Scientists who examine outer space on a daily basis are increasingly encountering various phenomena that allow mankind to understand what is far beyond our own horizon. Now, for the first time, they were able to see how a red supergiant star self-destructs and ceases to exist.
A group of scientists from the Pan-STARRS Astronomy Institute at the University of Hawaii and WM Keck Observatory had the opportunity to see in real time an unprecedented phenomenon. How a star came to a dramatic end when it exploded.
It all happened when they were conducting a study called the Young Supernova Experiment (YSE). They used two telescopes in Hawaii to observe a red supergiant star during its last 130 days before it self-destructed.
The exploded star is located in the galaxy NGC 5731, about 120 million light-years away from Earth. The researchers first detected it in 2020, when they realized it was in its final stage because of its large amounts of light.
I am very excited about all the new unknowns that this discovery has brought.
Wynn Jacobson-Galan, Lead author of the study
Thus, the team continued to observe it day by day until the star exploded. Up to this point, the scientific community had believed that stars were quiet before exploding into a supernova.
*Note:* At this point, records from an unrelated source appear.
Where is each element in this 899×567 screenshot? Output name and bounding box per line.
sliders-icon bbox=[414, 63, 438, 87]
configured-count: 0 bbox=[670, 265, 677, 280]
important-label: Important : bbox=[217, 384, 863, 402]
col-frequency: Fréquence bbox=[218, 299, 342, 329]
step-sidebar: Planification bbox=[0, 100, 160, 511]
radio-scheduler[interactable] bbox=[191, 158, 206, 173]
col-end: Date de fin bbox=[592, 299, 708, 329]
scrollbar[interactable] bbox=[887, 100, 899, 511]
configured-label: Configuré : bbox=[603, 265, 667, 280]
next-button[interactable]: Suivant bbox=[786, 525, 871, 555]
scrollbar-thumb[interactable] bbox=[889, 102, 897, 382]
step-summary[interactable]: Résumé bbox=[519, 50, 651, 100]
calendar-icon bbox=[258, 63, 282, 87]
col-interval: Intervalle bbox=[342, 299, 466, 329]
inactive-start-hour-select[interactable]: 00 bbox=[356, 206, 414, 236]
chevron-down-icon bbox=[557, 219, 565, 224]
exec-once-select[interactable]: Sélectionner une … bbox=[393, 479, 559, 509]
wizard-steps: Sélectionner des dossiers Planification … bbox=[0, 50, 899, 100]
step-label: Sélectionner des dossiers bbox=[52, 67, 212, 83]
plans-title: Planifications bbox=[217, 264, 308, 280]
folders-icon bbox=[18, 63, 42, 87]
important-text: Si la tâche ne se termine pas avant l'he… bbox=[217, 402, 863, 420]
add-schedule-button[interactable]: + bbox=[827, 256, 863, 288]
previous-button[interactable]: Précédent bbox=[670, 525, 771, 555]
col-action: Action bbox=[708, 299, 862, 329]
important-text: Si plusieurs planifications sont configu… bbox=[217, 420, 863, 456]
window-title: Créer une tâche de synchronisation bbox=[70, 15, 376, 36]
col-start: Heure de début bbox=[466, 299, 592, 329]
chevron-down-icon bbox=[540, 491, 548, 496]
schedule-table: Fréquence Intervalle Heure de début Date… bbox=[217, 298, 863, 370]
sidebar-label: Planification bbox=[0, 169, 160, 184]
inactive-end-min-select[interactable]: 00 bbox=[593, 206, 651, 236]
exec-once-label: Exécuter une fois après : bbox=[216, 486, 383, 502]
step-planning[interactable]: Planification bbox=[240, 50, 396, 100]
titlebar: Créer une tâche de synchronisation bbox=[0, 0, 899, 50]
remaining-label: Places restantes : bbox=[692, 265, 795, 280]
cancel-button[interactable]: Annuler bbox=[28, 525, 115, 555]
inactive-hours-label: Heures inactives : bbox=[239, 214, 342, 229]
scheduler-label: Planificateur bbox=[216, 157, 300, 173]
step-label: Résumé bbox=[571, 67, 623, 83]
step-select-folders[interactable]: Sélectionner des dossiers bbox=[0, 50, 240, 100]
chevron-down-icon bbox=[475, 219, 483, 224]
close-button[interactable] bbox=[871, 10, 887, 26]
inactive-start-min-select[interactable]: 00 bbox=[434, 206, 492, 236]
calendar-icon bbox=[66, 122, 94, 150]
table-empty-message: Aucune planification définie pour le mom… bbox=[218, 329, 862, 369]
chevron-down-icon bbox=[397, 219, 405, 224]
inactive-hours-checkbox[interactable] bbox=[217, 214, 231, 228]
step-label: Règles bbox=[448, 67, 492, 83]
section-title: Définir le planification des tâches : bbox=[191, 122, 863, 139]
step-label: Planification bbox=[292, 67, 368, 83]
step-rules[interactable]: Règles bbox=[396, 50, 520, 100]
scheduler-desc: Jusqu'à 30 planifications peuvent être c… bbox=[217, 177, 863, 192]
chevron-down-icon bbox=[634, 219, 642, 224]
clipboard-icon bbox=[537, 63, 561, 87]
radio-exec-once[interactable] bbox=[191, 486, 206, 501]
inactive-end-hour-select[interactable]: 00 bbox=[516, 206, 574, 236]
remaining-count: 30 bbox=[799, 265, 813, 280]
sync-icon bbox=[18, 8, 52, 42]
However, the researchers were able to witness a series of eruptions that marked the star’s self-destruction into a type II supernova.
Lead author of the study, Wynn Jacobson-Galan, a graduate researcher at the National Science Foundation at the University of California, Berkeley, had this to say in a statement reported by CNN. “This is a major advance in our understanding of what massive stars do moments before they die.”
This is a breakthrough in our understanding of what massive stars do moments before they die.
Wynn Jacobson-Galán, Lead author of the study
On the other hand, associate associate associate professor at CIERA and lead author of the paper, Raffaella Margutti, also valued this finding. “We have never confirmed such violent activity in a dying red supergiant star. Where it has been seen to produce such a luminous emission, to then collapse and burn, until now.”
With this, the astronomers hope to use the information to continue searching for stars with this level of radiation. Confirming whether such luminosity indicates imminent death.